It was at this time that, in order to serve his political ends, as well as to gratify his native taste for display—in spite of his counter-balancing avarice—he determined to give a fancy dress ball, in his magnificent residence, inviting all the aristocracy, and securing the presence of the royal family. Preparations were begun two months beforehand. Although the palace was splendidly fitted up, he had some rather heavy and over-large pieces of furniture removed from the drawing-rooms, and replaced by others from Paris, of lighter and simpler style. He got rid of some of the hangings, and purchased several decorative works of art, which it must be owned were certainly lacking. Three weeks before the day fixed for the ball he sent out the invitations. Three weeks, he thought, were not too much to allow his guests to prepare their costumes. Fancy dress was indispensable; gentlemen to wear dominoes at the very least. The newspapers had soon announced the ball to every town in Spain.

As her stepmother took little interest in such things, and from her delicate health was not able to play an active part in the preparations, Clementina was the life and soul of the whole affair. She spent all her days in her father's house, save only a few hours which she bestowed on Raimundo. Osorio at this juncture took it into his head to have their two little girls home from school, one ten and the other eleven years old, to spend a few days with their parents; but the poor little things had to return some days sooner than their father had promised, because Clementina was so busy that she scarcely found time to speak to them. This made their father so angry that, one day, without allowing them to take leave of their mother, he put them into the carriage, and himself accompanied them back to school. That evening, however, when Clementina returned home, there was a violent quarrel between them on the subject.

Raimundo, too, found himself neglected; still he looked forward with childish delight to this entertainment, at which he meant to appear as a court page. This was an idea suggested by Clementina. The model for his dress was taken from a famous picture in the Senate-house. For herself, she had fallen in love with a portrait of Margaret of Austria, the queen of Philip III., painted by Pantoja. She ordered a black velvet dress, very closely fitting, with pink silk slashings braided with silver; and there can be no doubt that it was a costume singularly well adapted to set off her fine and ample figure and the imposing beauty of her face.

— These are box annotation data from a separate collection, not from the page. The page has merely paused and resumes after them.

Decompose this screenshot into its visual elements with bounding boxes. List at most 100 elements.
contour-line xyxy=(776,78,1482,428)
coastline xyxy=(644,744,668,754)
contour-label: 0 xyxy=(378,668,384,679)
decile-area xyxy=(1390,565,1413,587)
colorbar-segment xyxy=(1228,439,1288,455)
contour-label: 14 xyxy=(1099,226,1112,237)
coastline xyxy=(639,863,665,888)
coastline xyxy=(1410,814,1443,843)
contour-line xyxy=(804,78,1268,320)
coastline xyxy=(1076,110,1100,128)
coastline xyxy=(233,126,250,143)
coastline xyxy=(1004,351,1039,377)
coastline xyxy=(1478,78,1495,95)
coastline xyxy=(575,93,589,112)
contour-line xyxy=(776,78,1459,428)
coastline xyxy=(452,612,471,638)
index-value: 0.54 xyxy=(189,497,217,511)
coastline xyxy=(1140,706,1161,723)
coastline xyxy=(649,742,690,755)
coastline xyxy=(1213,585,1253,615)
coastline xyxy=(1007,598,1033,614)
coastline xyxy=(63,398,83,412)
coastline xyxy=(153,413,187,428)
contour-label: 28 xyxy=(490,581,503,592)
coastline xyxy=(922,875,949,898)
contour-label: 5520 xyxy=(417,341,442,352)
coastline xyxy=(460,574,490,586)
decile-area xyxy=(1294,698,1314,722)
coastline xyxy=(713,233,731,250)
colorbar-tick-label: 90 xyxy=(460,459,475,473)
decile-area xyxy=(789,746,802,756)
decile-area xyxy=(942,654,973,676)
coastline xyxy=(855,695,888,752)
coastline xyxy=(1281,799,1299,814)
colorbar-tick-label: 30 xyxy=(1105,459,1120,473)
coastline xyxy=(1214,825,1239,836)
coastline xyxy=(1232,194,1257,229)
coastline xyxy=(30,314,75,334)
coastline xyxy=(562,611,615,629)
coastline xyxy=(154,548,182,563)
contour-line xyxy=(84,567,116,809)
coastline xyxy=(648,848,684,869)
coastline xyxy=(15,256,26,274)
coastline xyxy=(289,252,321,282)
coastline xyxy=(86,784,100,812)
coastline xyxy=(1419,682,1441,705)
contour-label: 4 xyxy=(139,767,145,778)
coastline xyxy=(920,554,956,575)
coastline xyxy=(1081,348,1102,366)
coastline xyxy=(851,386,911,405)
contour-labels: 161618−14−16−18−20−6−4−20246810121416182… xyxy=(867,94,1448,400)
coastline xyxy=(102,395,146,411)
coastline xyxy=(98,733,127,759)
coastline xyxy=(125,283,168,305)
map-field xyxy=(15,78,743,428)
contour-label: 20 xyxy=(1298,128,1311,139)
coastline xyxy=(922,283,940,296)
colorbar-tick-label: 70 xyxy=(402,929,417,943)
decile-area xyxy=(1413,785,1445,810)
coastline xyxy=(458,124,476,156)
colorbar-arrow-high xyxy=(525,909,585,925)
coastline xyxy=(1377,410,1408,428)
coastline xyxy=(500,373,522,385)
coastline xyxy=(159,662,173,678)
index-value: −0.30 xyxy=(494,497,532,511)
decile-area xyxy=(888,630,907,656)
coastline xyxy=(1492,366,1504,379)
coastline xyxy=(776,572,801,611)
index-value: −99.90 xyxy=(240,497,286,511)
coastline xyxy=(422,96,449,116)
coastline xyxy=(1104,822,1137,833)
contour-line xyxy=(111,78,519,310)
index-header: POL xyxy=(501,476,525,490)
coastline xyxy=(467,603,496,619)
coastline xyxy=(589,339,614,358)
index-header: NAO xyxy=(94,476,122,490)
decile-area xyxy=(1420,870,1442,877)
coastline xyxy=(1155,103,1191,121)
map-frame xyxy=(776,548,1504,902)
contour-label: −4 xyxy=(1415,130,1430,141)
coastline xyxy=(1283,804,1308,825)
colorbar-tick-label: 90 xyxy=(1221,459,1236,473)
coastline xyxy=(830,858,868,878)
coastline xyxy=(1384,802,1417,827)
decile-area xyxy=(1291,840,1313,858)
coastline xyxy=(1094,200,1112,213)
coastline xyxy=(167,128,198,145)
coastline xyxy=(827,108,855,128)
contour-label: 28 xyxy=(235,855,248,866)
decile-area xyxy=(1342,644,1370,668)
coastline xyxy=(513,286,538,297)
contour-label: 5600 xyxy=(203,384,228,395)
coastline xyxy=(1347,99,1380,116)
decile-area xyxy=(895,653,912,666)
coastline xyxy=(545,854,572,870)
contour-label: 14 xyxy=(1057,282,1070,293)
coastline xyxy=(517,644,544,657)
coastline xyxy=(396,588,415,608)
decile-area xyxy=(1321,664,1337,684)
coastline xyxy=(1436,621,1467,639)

The Duke himself worked hard at the less ornamental details; the erection, for instance, of a gallery for the musicians, which was to be built up against the wall, between the two large drawing-rooms, and embowered in shrubs and flowering plants; the arrangements for hats and wraps, the laying of carpets, the removal of furniture, and so forth. Salabert was a terribly hard overseer, a real driver of the workmen. He never allowed them to rest, and expected them to be incessantly on the alert. He never gave them a moment's peace, nor was satisfied with what they did.

One day a cabinet of carved ebony had to be moved, from a room where the ladies were to sit to the card-room. The workmen, under the direction of the master carpenter, were carrying it slung, while the Duke followed, bidding them be careful, with an accompaniment of objurgations.

"Damn it all, be quick. Move a little quicker, can't you, you snub-nosed cur! Now, mind that chandelier!—lower Pepe, lower—lower, I say, you ass! Damn it, now raise it again."

As they went through the door, the head carpenter, seeing that they might easily hurt themselves, called out: "Mind your fingers!"

"Mind the mouldings! Curse your fingers," exclaimed the Duke. "Do you think I care for your fingers, you louts?"

And one of the men looked him in the face with an indescribable expression of hatred and scorn.

When the cabinet was in its place the Duke saw it fixed, and then went to his room to brush off the dust. Soon after, he went down the grand staircase, and getting into his carriage went out.